Staff Writer
Econet Wireless Zimbabwe has moved to explain the rationale behind its proposed transition from the Zimbabwe Stock Exchange (ZSE) Main Board to an Over-the-Counter (OTC) trading system administered by the Victoria Falls Stock Exchange (VFEX), citing persistent undervaluation and liquidity constraints on the local bourse.
In a circular to shareholders, the telecommunications group said its shares were significantly undervalued on the ZSE, with its market capitalisation at the time of its first cautionary announcement standing at about US$500 million, less than 20 per cent of what the company considers its true market value based on comparative valuation metrics of mobile telecommunications companies across Africa.
“Unlike most mobile operators listed elsewhere on the continent, the company still owns all of its tower infrastructure and has reintegrated its fintech operations into the core business. These strategic assets and structural features are not being recognised by the market under prevailing ZSE trading conditions,” reads part of the circular.
Econet attributed part of the valuation gap to a lack of liquidity on the ZSE, particularly following the exit of foreign investors who were previously among the exchange’s largest participants.
According to Econet, the thin trading environment has distorted price discovery and left shareholders vulnerable.
“The lack of liquidity has resulted in shareholders who need to sell their shares being forced to do so at punitively low prices, leading to a loss of value,” the company said.
To address this challenge, Econet has proposed migrating from the ZSE Main Board to an OTC trading platform administered by VFEX.
Under the proposal, Econet will remain a public company and will continue to publish publicly available financial information, and the key feature of the proposed OTC system is the introduction of a minimum trading price, determined by the company’s fundamentals.
Econet said it intends to set a floor price of 50 US cents per share, which is more than double the company’s prevailing share price on the ZSE and more than three times the 90-day weighted average price prior to the release of the first cautionary statement announcing the proposed move.
“In addition, Econet will act as a buyer of last resort at the set floor price, a mechanism it believes will protect shareholder value and prevent forced disposals at distressed prices,” the company said.
The company added that the OTC model has been structured to benefit all shareholders without discrimination, regardless of the number of shares held or the volume of shares they may wish to trade.
According to the circular, the proposed transition is subject to shareholder approval, as the group will convene a shareholder referendum, as required under the ZSE Listings Requirements, to seek approval for the move.

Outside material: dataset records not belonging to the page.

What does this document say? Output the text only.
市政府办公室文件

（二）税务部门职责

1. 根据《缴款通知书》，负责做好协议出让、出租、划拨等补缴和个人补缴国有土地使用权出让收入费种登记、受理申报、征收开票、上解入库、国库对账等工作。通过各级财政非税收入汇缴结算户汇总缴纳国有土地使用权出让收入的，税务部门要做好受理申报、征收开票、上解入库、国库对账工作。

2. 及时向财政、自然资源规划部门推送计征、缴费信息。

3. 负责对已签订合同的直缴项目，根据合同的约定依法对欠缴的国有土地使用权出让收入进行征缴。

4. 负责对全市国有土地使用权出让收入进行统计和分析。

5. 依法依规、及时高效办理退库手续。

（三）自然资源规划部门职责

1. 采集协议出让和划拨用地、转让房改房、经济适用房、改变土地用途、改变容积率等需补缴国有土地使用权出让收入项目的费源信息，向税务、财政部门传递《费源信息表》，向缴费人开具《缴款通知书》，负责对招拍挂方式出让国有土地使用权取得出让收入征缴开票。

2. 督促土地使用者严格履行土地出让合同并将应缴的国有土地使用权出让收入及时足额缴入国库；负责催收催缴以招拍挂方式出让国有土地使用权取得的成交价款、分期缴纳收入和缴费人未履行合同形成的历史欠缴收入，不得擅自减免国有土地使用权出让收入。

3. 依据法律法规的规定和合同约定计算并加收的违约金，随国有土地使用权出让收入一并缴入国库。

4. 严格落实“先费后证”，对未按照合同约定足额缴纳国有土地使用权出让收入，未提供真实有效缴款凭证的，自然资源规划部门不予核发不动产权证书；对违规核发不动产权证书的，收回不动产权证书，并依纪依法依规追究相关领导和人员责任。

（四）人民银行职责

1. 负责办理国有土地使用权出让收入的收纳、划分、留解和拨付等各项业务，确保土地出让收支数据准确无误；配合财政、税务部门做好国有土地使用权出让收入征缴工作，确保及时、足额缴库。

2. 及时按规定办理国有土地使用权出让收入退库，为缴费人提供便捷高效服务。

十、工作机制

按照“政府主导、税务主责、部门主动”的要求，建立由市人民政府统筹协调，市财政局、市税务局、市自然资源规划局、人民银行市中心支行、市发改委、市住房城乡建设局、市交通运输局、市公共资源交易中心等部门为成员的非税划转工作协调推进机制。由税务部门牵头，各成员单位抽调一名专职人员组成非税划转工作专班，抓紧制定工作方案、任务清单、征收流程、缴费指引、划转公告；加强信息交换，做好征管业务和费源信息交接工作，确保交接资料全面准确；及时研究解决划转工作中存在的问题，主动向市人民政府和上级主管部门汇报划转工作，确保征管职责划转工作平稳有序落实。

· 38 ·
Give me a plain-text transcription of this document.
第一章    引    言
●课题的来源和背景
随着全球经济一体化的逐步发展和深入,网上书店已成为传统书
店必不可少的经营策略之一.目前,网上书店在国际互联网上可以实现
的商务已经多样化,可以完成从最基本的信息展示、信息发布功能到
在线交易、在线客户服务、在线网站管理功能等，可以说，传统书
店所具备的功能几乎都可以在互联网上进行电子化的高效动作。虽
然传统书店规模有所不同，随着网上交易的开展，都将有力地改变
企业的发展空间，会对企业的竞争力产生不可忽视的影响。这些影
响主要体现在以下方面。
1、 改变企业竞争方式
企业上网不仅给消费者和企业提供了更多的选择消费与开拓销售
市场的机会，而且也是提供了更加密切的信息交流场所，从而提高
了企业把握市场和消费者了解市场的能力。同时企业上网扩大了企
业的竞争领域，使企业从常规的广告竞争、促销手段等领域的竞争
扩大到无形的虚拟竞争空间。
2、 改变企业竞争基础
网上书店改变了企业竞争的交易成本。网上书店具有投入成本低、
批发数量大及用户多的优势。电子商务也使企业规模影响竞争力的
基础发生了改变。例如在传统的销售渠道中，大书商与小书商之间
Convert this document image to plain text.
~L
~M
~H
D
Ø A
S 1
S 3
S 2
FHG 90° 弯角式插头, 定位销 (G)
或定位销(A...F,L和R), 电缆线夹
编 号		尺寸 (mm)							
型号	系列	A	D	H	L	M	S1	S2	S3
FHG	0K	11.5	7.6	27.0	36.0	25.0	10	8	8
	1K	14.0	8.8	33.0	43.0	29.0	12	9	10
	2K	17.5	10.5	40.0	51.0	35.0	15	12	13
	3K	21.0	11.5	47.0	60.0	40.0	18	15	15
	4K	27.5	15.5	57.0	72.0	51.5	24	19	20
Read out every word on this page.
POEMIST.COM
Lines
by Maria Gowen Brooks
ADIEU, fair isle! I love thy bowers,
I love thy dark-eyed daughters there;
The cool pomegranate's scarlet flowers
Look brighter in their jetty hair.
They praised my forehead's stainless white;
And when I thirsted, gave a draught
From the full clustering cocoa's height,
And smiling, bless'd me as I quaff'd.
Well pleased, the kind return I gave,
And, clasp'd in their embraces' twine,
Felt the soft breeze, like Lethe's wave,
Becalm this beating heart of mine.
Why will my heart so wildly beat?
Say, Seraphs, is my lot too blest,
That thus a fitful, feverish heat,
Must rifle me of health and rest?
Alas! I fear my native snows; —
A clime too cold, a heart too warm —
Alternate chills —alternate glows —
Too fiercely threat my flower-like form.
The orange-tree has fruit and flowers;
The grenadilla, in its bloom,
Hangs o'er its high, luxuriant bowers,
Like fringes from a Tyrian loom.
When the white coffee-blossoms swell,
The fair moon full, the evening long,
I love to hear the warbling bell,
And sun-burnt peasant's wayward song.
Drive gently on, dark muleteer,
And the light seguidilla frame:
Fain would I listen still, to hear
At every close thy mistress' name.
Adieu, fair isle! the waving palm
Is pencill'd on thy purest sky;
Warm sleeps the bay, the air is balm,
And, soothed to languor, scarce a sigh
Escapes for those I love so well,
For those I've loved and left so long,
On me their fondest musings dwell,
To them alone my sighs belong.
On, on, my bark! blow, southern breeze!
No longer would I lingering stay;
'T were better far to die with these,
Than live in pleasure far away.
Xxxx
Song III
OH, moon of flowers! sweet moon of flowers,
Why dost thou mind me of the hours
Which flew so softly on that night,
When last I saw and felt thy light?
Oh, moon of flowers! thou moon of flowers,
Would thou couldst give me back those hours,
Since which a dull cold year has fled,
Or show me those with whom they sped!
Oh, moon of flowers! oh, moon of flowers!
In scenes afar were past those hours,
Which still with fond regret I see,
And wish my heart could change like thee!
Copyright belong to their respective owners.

The company emphasised that the proposal does not compel any shareholder to sell their shares; instead, Econet is encouraging shareholders to remain invested in order to realise the long-term value of the business.
“For shareholders who may nevertheless wish to exit, they will be paid out the value of their shares in line with the current rules of the exchange,” said Econet.
In addition, the company said such shareholders will receive their proportionate allotment of Econet InfraCo shares, a new business being spun out of Econet Wireless Zimbabwe and proposed to be listed on the VFEX at a valuation of US$1 billion.
“Shareholders will also have the option to sell part of their shareholding at the point of migration while retaining an investment in the business, giving them multiple value-realisation options that were previously unavailable,” reads part of the circular.
In the circular, Econet said the proposed restructuring would not disadvantage capital market intermediaries, as stockbrokers will continue to trade Econet shares on behalf of their clients on the VFEX OTC platform, while Econet InfraCo will be listed on the VFEX main board.
“This will protect broker incomes and support the continued viability of the capital markets,” the company said.
Econet also said VFEX is also expected to benefit from the transaction through the listing of Econet InfraCo, which will increase the depth of the US dollar-denominated exchange.
The company noted that the broader Zimbabwean capital markets, regulated by the Securities and Exchange Commission, are also expected to benefit overall from the proposed transactions, which will be put to shareholders at the company’s forthcoming extraordinary general meeting.